While Metro Manila Customers Feel the Pinch

Manila Electric Company (Meralco), the Philippines’ power distributor giant, is gearing up for an electrifying August with projections of robust sales growth soaring beyond 6%.
Ferdinand Geluz, the senior vice president of Meralco, has pulled back the curtain on this bullish forecast, citing an upswing in demand that transcends both the commercial and residential sectors.
With the first half of the year already showcasing a promising 3% uptick in consolidated energy sales volumes, Meralco seems poised to capitalize on an energized market. The monthly sales volumes have surged, breaching the 4,000-GWh milestone since April, hitting a peak of 4,643 GWh in June.
In the residential segment, the thermometer’s relentless climb has translated into a spike in electricity demand. As temperatures and humidity soared during the dry season, so did the need for a cooler atmosphere at home. Simultaneously, the commercial segment flourished, basking in the glow of an economic resurgence.
Ronnie L. Aperocho, Meralco’s executive vice president and chief operating officer, jubilantly commented, “Our record-high sales volumes reflect a strong rebound in power demand. With expectations of this growth trajectory continuing, we are committed to making aggressive investments in distribution network upgrades and expansion, along with implementing programs aimed at enhancing the overall customer experience.”
But the backdrop to this electrifying narrative reveals a tale of shifting alliances and market dynamics.
A surge in electricity prices, which has left over seven million Metro Manila customers feeling the pinch in recent months, stems from an intricate deal inked between Meralco and Aboitiz Power back in April.
AboitizPower has cunningly secured a one-year contract to supply power to the bustling metropolis, effectively altering the energy landscape. This seemingly clandestine agreement has inevitably set the stage for impending electricity rate hikes, stirring concern among consumers.
In April, Meralco secured a power supply pact with AboitizPower’s Therma Luzon, Inc., boasting a formidable 370-megawatt (MW) capacity at P8.14 per kilowatt-hour (kWh).
With San Miguel Corp. exiting the scene at the start of the year, Meralco faced a choice: either procure power from the unpredictable spot market at prevailing rates, a decision that would inevitably lead to soaring electricity bills for customers, or enter into an agreement with Aboitiz, the specifics of which remain shrouded in mystery.
So, what went awry in this high-voltage drama?

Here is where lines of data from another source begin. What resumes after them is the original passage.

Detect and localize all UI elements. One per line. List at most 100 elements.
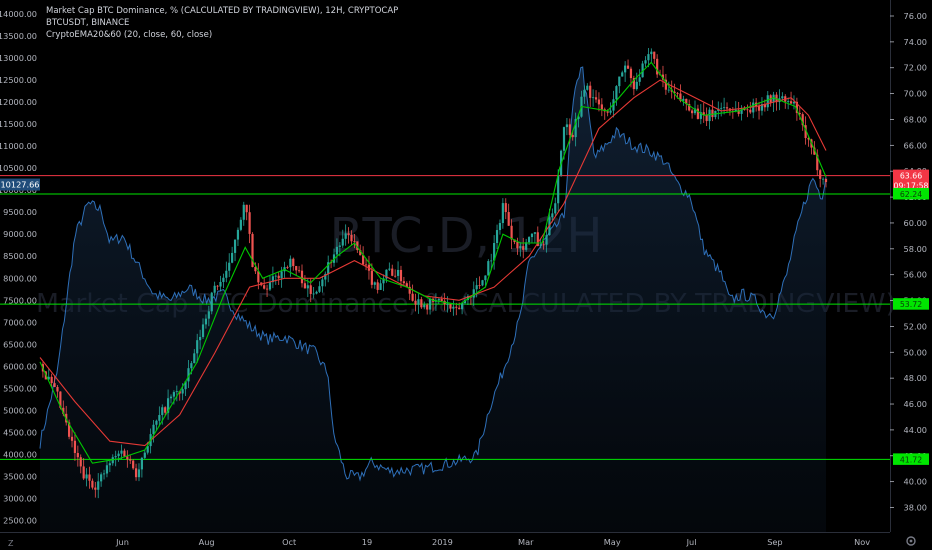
- candle-body: [819, 170, 822, 179]
- candle-body: [56, 386, 59, 392]
- right-axis-tick: 60.00: [904, 218, 927, 228]
- candle-body: [108, 463, 111, 466]
- candle-body: [437, 299, 440, 301]
- candle-body: [781, 96, 784, 99]
- left-axis-tick: 8000.00: [3, 273, 37, 283]
- candle-body: [423, 304, 426, 308]
- right-axis-tick: 76.00: [904, 11, 927, 21]
- candle-body: [402, 281, 405, 284]
- time-axis-tick: Oct: [282, 537, 297, 547]
- candle-body: [204, 318, 208, 325]
- candle-body: [193, 353, 196, 364]
- candle-body: [306, 285, 309, 289]
- candle-body: [70, 436, 74, 441]
- candle-body: [303, 283, 307, 289]
- candle-body: [723, 107, 726, 109]
- candle-body: [295, 266, 298, 271]
- time-axis-tick: Jul: [686, 537, 697, 547]
- legend-indicator[interactable]: CryptoEMA20&60 (20, close, 60, close): [46, 29, 398, 41]
- candle-body: [228, 262, 231, 271]
- time-axis-tick: May: [604, 537, 621, 547]
- left-axis-tick: 4000.00: [3, 449, 37, 459]
- candle-body: [720, 107, 723, 109]
- candle-body: [242, 204, 245, 220]
- candle-body: [481, 280, 484, 286]
- candle-body: [341, 238, 344, 246]
- candle-body: [647, 54, 650, 61]
- candle-body: [114, 456, 117, 458]
- candle-body: [568, 124, 571, 135]
- candle-body: [498, 223, 502, 231]
- left-axis-tick: 3500.00: [3, 471, 37, 481]
- candle-body: [373, 282, 376, 285]
- time-axis-tick: 2019: [432, 537, 453, 547]
- candle-body: [621, 72, 624, 77]
- candle-body: [100, 474, 103, 482]
- candle-body: [428, 298, 432, 310]
- left-axis-tick: 11500.00: [0, 119, 37, 129]
- candle-body: [248, 212, 251, 234]
- candle-body: [766, 95, 769, 108]
- candle-body: [635, 81, 638, 90]
- time-axis-tick: Aug: [199, 537, 215, 547]
- candle-body: [824, 178, 828, 183]
- candle-body: [592, 97, 595, 99]
- candle-body: [527, 237, 531, 243]
- candle-body: [504, 203, 507, 213]
- left-axis-tick: 3000.00: [3, 493, 37, 503]
- candle-body: [137, 469, 141, 478]
- candle-body: [458, 307, 461, 310]
- dominance-tag-label-4: 41.72: [900, 455, 922, 464]
- candle-body: [143, 452, 146, 458]
- left-axis-tick: 8500.00: [3, 251, 37, 261]
- time-axis-tick: Mar: [518, 537, 534, 547]
- legend-compare-series[interactable]: BTCUSDT, BINANCE: [46, 17, 398, 29]
- right-axis-tick: 58.00: [904, 244, 927, 254]
- candle-body: [312, 293, 315, 295]
- candle-body: [140, 457, 143, 470]
- right-axis-tick: 68.00: [904, 114, 927, 124]
- candle-body: [533, 232, 536, 234]
- candle-body: [338, 245, 341, 247]
- time-axis-tick: Sep: [767, 537, 782, 547]
- candle-body: [414, 300, 417, 305]
- candle-body: [495, 230, 499, 244]
- time-axis-tick: Jun: [115, 537, 129, 547]
- right-axis-tick: 72.00: [904, 63, 927, 73]
- candle-body: [344, 233, 347, 239]
- candle-body: [353, 241, 356, 243]
- right-axis-tick: 48.00: [904, 373, 927, 383]
- candle-body: [571, 134, 574, 138]
- legend-main-series[interactable]: Market Cap BTC Dominance, % (CALCULATED …: [46, 5, 398, 17]
- candle-body: [265, 288, 269, 290]
- candle-body: [667, 89, 670, 91]
- left-axis-tick: 5000.00: [3, 405, 37, 415]
- candle-body: [219, 281, 222, 287]
- candle-body: [507, 212, 510, 226]
- candle-body: [452, 306, 455, 309]
- candle-body: [274, 275, 277, 277]
- chart-legend: Market Cap BTC Dominance, % (CALCULATED …: [46, 5, 398, 41]
- candle-body: [522, 246, 525, 250]
- candle-body: [376, 282, 379, 290]
- candle-body: [411, 293, 414, 301]
- candle-body: [216, 285, 219, 287]
- zoom-reset-icon[interactable]: Z: [8, 539, 14, 548]
- candle-body: [207, 311, 210, 319]
- candle-body: [705, 114, 708, 122]
- candle-body: [190, 363, 193, 369]
- candle-body: [690, 110, 694, 114]
- candle-body: [97, 481, 100, 490]
- candle-body: [379, 283, 382, 290]
- left-axis-tick: 7500.00: [3, 295, 37, 305]
- right-axis-tick: 46.00: [904, 399, 927, 409]
- candle-body: [589, 85, 592, 98]
- candle-body: [175, 391, 178, 393]
- candle-body: [117, 453, 120, 457]
- left-axis-tick: 12500.00: [0, 75, 37, 85]
- candle-body: [682, 98, 685, 101]
- candle-body: [644, 60, 647, 64]
- dominance-tag-label-0: 63.66: [900, 172, 922, 181]
- candle-body: [53, 383, 56, 387]
- candle-body: [213, 285, 216, 293]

The previous power provider, San Miguel Corp., and its subsidiary SPPC, found themselves ousted from the limelight after the Energy Regulations Commission (ERC) – a domain seemingly infested and dominated by ex-AboitizPower executives – dashed SMC’s hopes for a price hike.

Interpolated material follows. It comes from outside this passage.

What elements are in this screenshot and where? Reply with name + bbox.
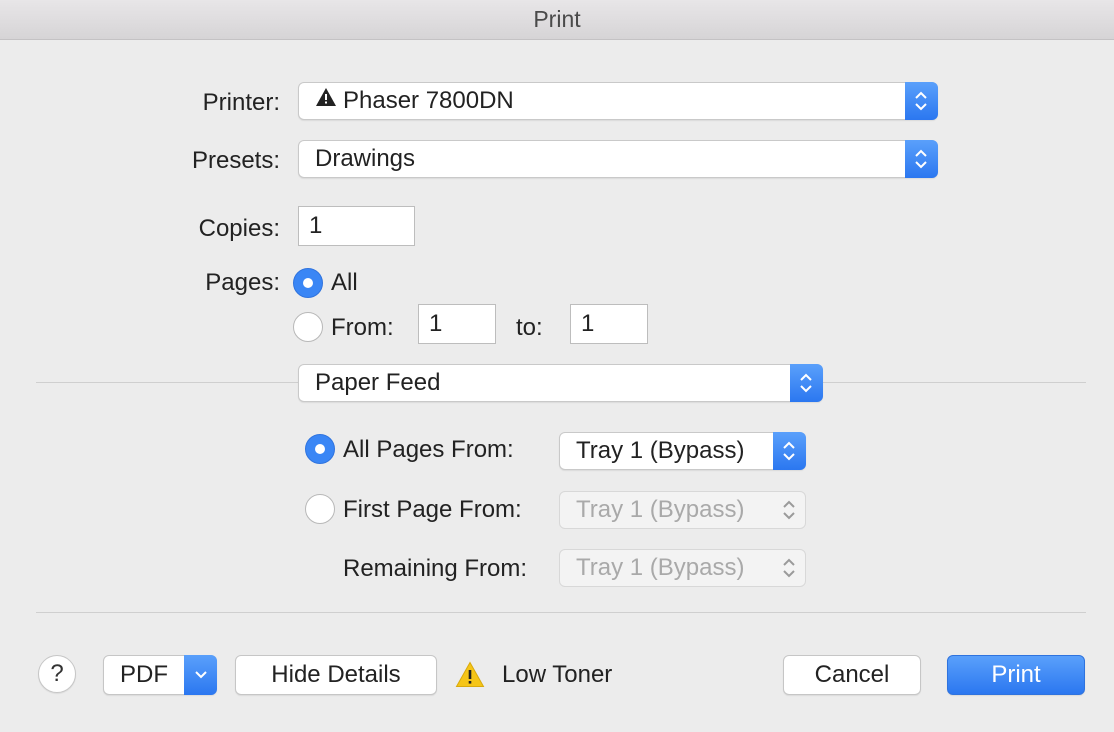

SMC’s lack of foresight in predicting future market disruptions, including the ongoing turmoil in Eastern Europe and the looming specter of inflation, proved to be their Achilles’ heel.
Their 2019 contract with Meralco, pegged at a meager P4.2455 per kWh, crumbled in the face of financial realities. Following the ERC’s stern denial of their petition for a price hike, SMC was left with no recourse but to cut ties with Meralco, opting to mitigate losses.
Ironically, in the wake of SMC’s abrupt exit, Meralco found itself caught between a rock and a hard place, resorting to the spot market for power procurement. The average price in November of the previous year, as decreed by the ERC, hovered at a daunting P8.47 per kWh.